Can you handle the TRUTH?
Written By: Chris Burton
In today’s higher education landscape where administators often find themselves in the crossfire of increased scrutiny and accountability, the executive conference room can feel much like a courtroom. Perspectives are challenged, data is scrutinized and truths revealed. One such truth is the reality of how student retention impacts our nations institutions.
I read an article not long ago about consumer choice in education and it reminded me of the movie A Few Good Men, and the famous scene when Lt. Kaffee (Tom Cruise) interrogates Col. Jessup (Jack Nicholson) on the ordering of a “code red” resulting in the death of a soldier.
Col Jessep: I’ll answer the question. You want answers?
LT Kaffee: I think I’m entitled to them.
Col Jessep: You want answers?!
LT Kaffee: I want the truth!
Col Jessep: You can’t handle the truth!
Have you ever stopped and asked yourself, “Is there a truth I’m not willing to address because I’m not sure I want to know the answer?” That truth is this: Students are frustrated by long lines and hold times, difficulty getting questions answered, and downright upset with their schools’ inability to provide basic customer service.
We all want answers, but sometimes we’re not willing to face hard truths. Perhaps it’s fear. Perhaps lack of awareness. Either way, the outcome is the same…more and more students continue stepping out of their education because of substandard service levels. Here are some difficult truths many are reluctant to address:
Many Student Service departments are under-resourced, understaffed, and as a result, under performing
During peak call seasons, some departments turn off voicemail systems because they’re overrun with walk up traffic
In 2013, the cost of student attrition topped $16.4B, with the average school losing just under $10M in tuition revenue
Only 60% of first-time, full-time students who began seeking a bachelor’s degree at a 4-year institution in fall 2008 completed the degree at that institution by 2014
Now we find ourselves in the courtroom staring down the prosecutor from the witness stand. Our palms are sweaty, but we know the truth must come out. Is this not the dilemma you face in the executive conference room when you look among your colleagues and everyone has their fingers pointing out instead of at themselves.

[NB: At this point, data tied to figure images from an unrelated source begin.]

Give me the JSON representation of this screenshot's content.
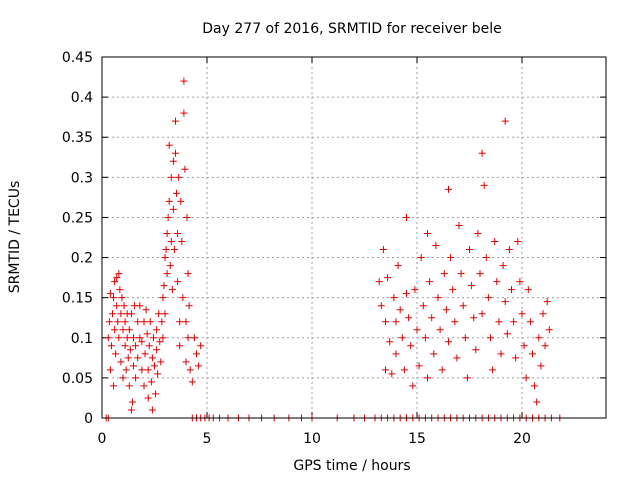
{
  "chart_data": {
    "type": "scatter",
    "title": "Day 277 of 2016, SRMTID for receiver bele",
    "xlabel": "GPS time / hours",
    "ylabel": "SRMTID / TECUs",
    "xlim": [
      0,
      24
    ],
    "ylim": [
      0,
      0.45
    ],
    "grid": true,
    "marker": "plus",
    "marker_color": "#e00000",
    "x_ticks": [
      0,
      5,
      10,
      15,
      20
    ],
    "x_tick_labels": [
      "0",
      "5",
      "10",
      "15",
      "20"
    ],
    "y_ticks": [
      0,
      0.05,
      0.1,
      0.15,
      0.2,
      0.25,
      0.3,
      0.35,
      0.4,
      0.45
    ],
    "y_tick_labels": [
      "0",
      "0.05",
      "0.1",
      "0.15",
      "0.2",
      "0.25",
      "0.3",
      "0.35",
      "0.4",
      "0.45"
    ],
    "series": [
      {
        "name": "SRMTID",
        "points": [
          [
            0.2,
            0.0
          ],
          [
            0.3,
            0.0
          ],
          [
            0.3,
            0.1
          ],
          [
            0.35,
            0.12
          ],
          [
            0.4,
            0.155
          ],
          [
            0.4,
            0.06
          ],
          [
            0.45,
            0.09
          ],
          [
            0.5,
            0.13
          ],
          [
            0.55,
            0.15
          ],
          [
            0.55,
            0.04
          ],
          [
            0.6,
            0.17
          ],
          [
            0.6,
            0.11
          ],
          [
            0.65,
            0.08
          ],
          [
            0.7,
            0.175
          ],
          [
            0.7,
            0.14
          ],
          [
            0.75,
            0.12
          ],
          [
            0.8,
            0.18
          ],
          [
            0.8,
            0.1
          ],
          [
            0.85,
            0.16
          ],
          [
            0.9,
            0.13
          ],
          [
            0.9,
            0.07
          ],
          [
            0.95,
            0.15
          ],
          [
            1.0,
            0.11
          ],
          [
            1.0,
            0.05
          ],
          [
            1.05,
            0.14
          ],
          [
            1.1,
            0.09
          ],
          [
            1.1,
            0.12
          ],
          [
            1.15,
            0.06
          ],
          [
            1.2,
            0.1
          ],
          [
            1.2,
            0.13
          ],
          [
            1.25,
            0.075
          ],
          [
            1.3,
            0.04
          ],
          [
            1.3,
            0.11
          ],
          [
            1.35,
            0.085
          ],
          [
            1.4,
            0.01
          ],
          [
            1.4,
            0.13
          ],
          [
            1.45,
            0.02
          ],
          [
            1.5,
            0.1
          ],
          [
            1.5,
            0.065
          ],
          [
            1.55,
            0.14
          ],
          [
            1.6,
            0.09
          ],
          [
            1.6,
            0.05
          ],
          [
            1.7,
            0.12
          ],
          [
            1.7,
            0.075
          ],
          [
            1.8,
            0.1
          ],
          [
            1.8,
            0.14
          ],
          [
            1.9,
            0.06
          ],
          [
            1.9,
            0.095
          ],
          [
            2.0,
            0.12
          ],
          [
            2.0,
            0.04
          ],
          [
            2.05,
            0.08
          ],
          [
            2.1,
            0.135
          ],
          [
            2.15,
            0.105
          ],
          [
            2.2,
            0.06
          ],
          [
            2.2,
            0.025
          ],
          [
            2.25,
            0.09
          ],
          [
            2.3,
            0.12
          ],
          [
            2.35,
            0.045
          ],
          [
            2.4,
            0.075
          ],
          [
            2.4,
            0.01
          ],
          [
            2.45,
            0.1
          ],
          [
            2.5,
            0.065
          ],
          [
            2.55,
            0.03
          ],
          [
            2.6,
            0.11
          ],
          [
            2.6,
            0.085
          ],
          [
            2.65,
            0.055
          ],
          [
            2.7,
            0.13
          ],
          [
            2.75,
            0.095
          ],
          [
            2.8,
            0.07
          ],
          [
            2.85,
            0.12
          ],
          [
            2.9,
            0.15
          ],
          [
            2.9,
            0.1
          ],
          [
            2.95,
            0.165
          ],
          [
            3.0,
            0.13
          ],
          [
            3.0,
            0.2
          ],
          [
            3.05,
            0.21
          ],
          [
            3.1,
            0.23
          ],
          [
            3.1,
            0.18
          ],
          [
            3.15,
            0.25
          ],
          [
            3.2,
            0.34
          ],
          [
            3.2,
            0.27
          ],
          [
            3.25,
            0.19
          ],
          [
            3.3,
            0.3
          ],
          [
            3.3,
            0.22
          ],
          [
            3.35,
            0.16
          ],
          [
            3.4,
            0.32
          ],
          [
            3.4,
            0.26
          ],
          [
            3.45,
            0.21
          ],
          [
            3.5,
            0.37
          ],
          [
            3.5,
            0.33
          ],
          [
            3.55,
            0.28
          ],
          [
            3.6,
            0.23
          ],
          [
            3.6,
            0.17
          ],
          [
            3.65,
            0.3
          ],
          [
            3.7,
            0.12
          ],
          [
            3.7,
            0.09
          ],
          [
            3.75,
            0.27
          ],
          [
            3.8,
            0.22
          ],
          [
            3.85,
            0.15
          ],
          [
            3.9,
            0.42
          ],
          [
            3.9,
            0.38
          ],
          [
            3.95,
            0.31
          ],
          [
            4.0,
            0.12
          ],
          [
            4.0,
            0.07
          ],
          [
            4.05,
            0.25
          ],
          [
            4.1,
            0.18
          ],
          [
            4.1,
            0.1
          ],
          [
            4.15,
            0.14
          ],
          [
            4.2,
            0.06
          ],
          [
            4.3,
            0.045
          ],
          [
            4.4,
            0.1
          ],
          [
            4.5,
            0.08
          ],
          [
            4.6,
            0.065
          ],
          [
            4.7,
            0.09
          ],
          [
            4.3,
            0.0
          ],
          [
            4.5,
            0.0
          ],
          [
            4.7,
            0.0
          ],
          [
            4.9,
            0.0
          ],
          [
            5.1,
            0.0
          ],
          [
            5.3,
            0.0
          ],
          [
            5.6,
            0.0
          ],
          [
            6.0,
            0.0
          ],
          [
            6.5,
            0.0
          ],
          [
            7.0,
            0.0
          ],
          [
            7.6,
            0.0
          ],
          [
            8.2,
            0.0
          ],
          [
            8.9,
            0.0
          ],
          [
            9.5,
            0.0
          ],
          [
            10.0,
            0.0
          ],
          [
            11.2,
            0.0
          ],
          [
            12.0,
            0.0
          ],
          [
            12.5,
            0.0
          ],
          [
            13.0,
            0.0
          ],
          [
            13.3,
            0.0
          ],
          [
            13.6,
            0.0
          ],
          [
            13.9,
            0.0
          ],
          [
            14.2,
            0.0
          ],
          [
            14.5,
            0.0
          ],
          [
            14.8,
            0.0
          ],
          [
            15.1,
            0.0
          ],
          [
            15.4,
            0.0
          ],
          [
            15.7,
            0.0
          ],
          [
            16.0,
            0.0
          ],
          [
            16.3,
            0.0
          ],
          [
            16.6,
            0.0
          ],
          [
            16.9,
            0.0
          ],
          [
            17.2,
            0.0
          ],
          [
            17.5,
            0.0
          ],
          [
            17.8,
            0.0
          ],
          [
            18.1,
            0.0
          ],
          [
            18.4,
            0.0
          ],
          [
            18.7,
            0.0
          ],
          [
            19.0,
            0.0
          ],
          [
            19.3,
            0.0
          ],
          [
            19.6,
            0.0
          ],
          [
            19.9,
            0.0
          ],
          [
            20.2,
            0.0
          ],
          [
            20.5,
            0.0
          ],
          [
            20.8,
            0.0
          ],
          [
            21.1,
            0.0
          ],
          [
            21.4,
            0.0
          ],
          [
            21.8,
            0.0
          ],
          [
            13.2,
            0.17
          ],
          [
            13.3,
            0.14
          ],
          [
            13.4,
            0.21
          ],
          [
            13.5,
            0.12
          ],
          [
            13.5,
            0.06
          ],
          [
            13.6,
            0.175
          ],
          [
            13.7,
            0.095
          ],
          [
            13.8,
            0.055
          ],
          [
            13.9,
            0.15
          ],
          [
            14.0,
            0.12
          ],
          [
            14.0,
            0.08
          ],
          [
            14.1,
            0.19
          ],
          [
            14.2,
            0.135
          ],
          [
            14.3,
            0.1
          ],
          [
            14.4,
            0.06
          ],
          [
            14.5,
            0.155
          ],
          [
            14.5,
            0.25
          ],
          [
            14.6,
            0.125
          ],
          [
            14.7,
            0.09
          ],
          [
            14.8,
            0.04
          ],
          [
            14.9,
            0.16
          ],
          [
            15.0,
            0.11
          ],
          [
            15.1,
            0.065
          ],
          [
            15.2,
            0.2
          ],
          [
            15.3,
            0.14
          ],
          [
            15.4,
            0.1
          ],
          [
            15.5,
            0.23
          ],
          [
            15.5,
            0.05
          ],
          [
            15.6,
            0.17
          ],
          [
            15.7,
            0.125
          ],
          [
            15.8,
            0.08
          ],
          [
            15.9,
            0.215
          ],
          [
            16.0,
            0.15
          ],
          [
            16.1,
            0.11
          ],
          [
            16.2,
            0.06
          ],
          [
            16.3,
            0.18
          ],
          [
            16.4,
            0.135
          ],
          [
            16.5,
            0.285
          ],
          [
            16.5,
            0.095
          ],
          [
            16.6,
            0.2
          ],
          [
            16.7,
            0.16
          ],
          [
            16.8,
            0.12
          ],
          [
            16.9,
            0.075
          ],
          [
            17.0,
            0.24
          ],
          [
            17.1,
            0.18
          ],
          [
            17.2,
            0.14
          ],
          [
            17.3,
            0.1
          ],
          [
            17.4,
            0.05
          ],
          [
            17.5,
            0.21
          ],
          [
            17.6,
            0.165
          ],
          [
            17.7,
            0.125
          ],
          [
            17.8,
            0.085
          ],
          [
            17.9,
            0.23
          ],
          [
            18.0,
            0.18
          ],
          [
            18.1,
            0.33
          ],
          [
            18.1,
            0.13
          ],
          [
            18.2,
            0.29
          ],
          [
            18.3,
            0.2
          ],
          [
            18.4,
            0.15
          ],
          [
            18.5,
            0.1
          ],
          [
            18.6,
            0.06
          ],
          [
            18.7,
            0.22
          ],
          [
            18.8,
            0.17
          ],
          [
            18.9,
            0.12
          ],
          [
            19.0,
            0.08
          ],
          [
            19.1,
            0.19
          ],
          [
            19.2,
            0.37
          ],
          [
            19.2,
            0.145
          ],
          [
            19.3,
            0.105
          ],
          [
            19.4,
            0.21
          ],
          [
            19.5,
            0.16
          ],
          [
            19.6,
            0.12
          ],
          [
            19.7,
            0.075
          ],
          [
            19.8,
            0.22
          ],
          [
            19.9,
            0.17
          ],
          [
            20.0,
            0.13
          ],
          [
            20.1,
            0.09
          ],
          [
            20.2,
            0.05
          ],
          [
            20.3,
            0.16
          ],
          [
            20.4,
            0.12
          ],
          [
            20.5,
            0.08
          ],
          [
            20.6,
            0.04
          ],
          [
            20.7,
            0.02
          ],
          [
            20.8,
            0.1
          ],
          [
            20.9,
            0.065
          ],
          [
            21.0,
            0.13
          ],
          [
            21.1,
            0.09
          ],
          [
            21.2,
            0.145
          ],
          [
            21.3,
            0.11
          ]
        ]
      }
    ]
  }
}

It’s time to tell the truth about what you can do to take ownership of the facts and begin making improvements. Here are some suggestions on where to start…
1 All incoming phone calls answered by a live person (track call data for performance improvement)
2 Resolve student questions in a single call or chat session (aim for 90% first call resolution)
3 Analyze data and make improvements (if you know why people are calling in, you can make adjustments to self help tools to reduce call volume)
4 Train student facing personnel to be quick, calm and friendly (soft skills development)
It is time all of my higher education colleagues come together to challenge each other to tell the truth at the table. It is time to work toward improving service in higher education, ultimately bringing to bear what we all desire – a sustainable future for our schools and the next generation of graduates and leaders. It is time to start handling…THE TRUTH.